Like their penchant for clubs, cricket, and hunting, the planting of English gardens by the British in India reflected an understandable need on the part of expatriates to replicate home as much as possible in an alien environment. In Flora's Empire, Eugenia W. Herbert argues that more than simple nostalgia or homesickness lay at the root of this garden imperialism, however. Drawing on a wealth of period illustrations and personal accounts, many of them little known, she traces the significance of gardens in the long history of British relations with the subcontinent.
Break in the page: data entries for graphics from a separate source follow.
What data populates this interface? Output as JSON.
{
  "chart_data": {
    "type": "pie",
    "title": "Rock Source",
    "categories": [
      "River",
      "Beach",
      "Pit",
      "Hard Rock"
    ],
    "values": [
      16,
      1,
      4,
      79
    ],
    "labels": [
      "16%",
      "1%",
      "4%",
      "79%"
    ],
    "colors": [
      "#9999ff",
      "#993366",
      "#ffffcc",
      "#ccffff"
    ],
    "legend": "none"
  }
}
To British eyes, she demonstrates, India was an untamed land that needed the visible stamp of civilization that gardens in their many guises could convey.

Colonial gardens changed over time, from the garden houses of eighteenth-century nabobs modeled on English country estates to the herbaceous borders, gravel walks, and well-trimmed lawns of Victorian civil servants. As the British extended their rule, they found that hill stations like Simla offered an ideal retreat from the unbearable heat of the plains and a place to coax English flowers into bloom. Furthermore, India was part of the global network of botanical exploration and collecting that gathered up the world's plants for transport to great imperial centers such as Kew. And it is through colonial gardens that one may track the evolution of imperial ideas of governance. Every Government House and Residency was carefully landscaped to reflect current ideals of an ordered society. At Independence in 1947 the British left behind a lasting legacy in their gardens, one still reflected in the design of parks and information technology campuses and in the horticultural practices of home gardeners who continue to send away to England for seeds.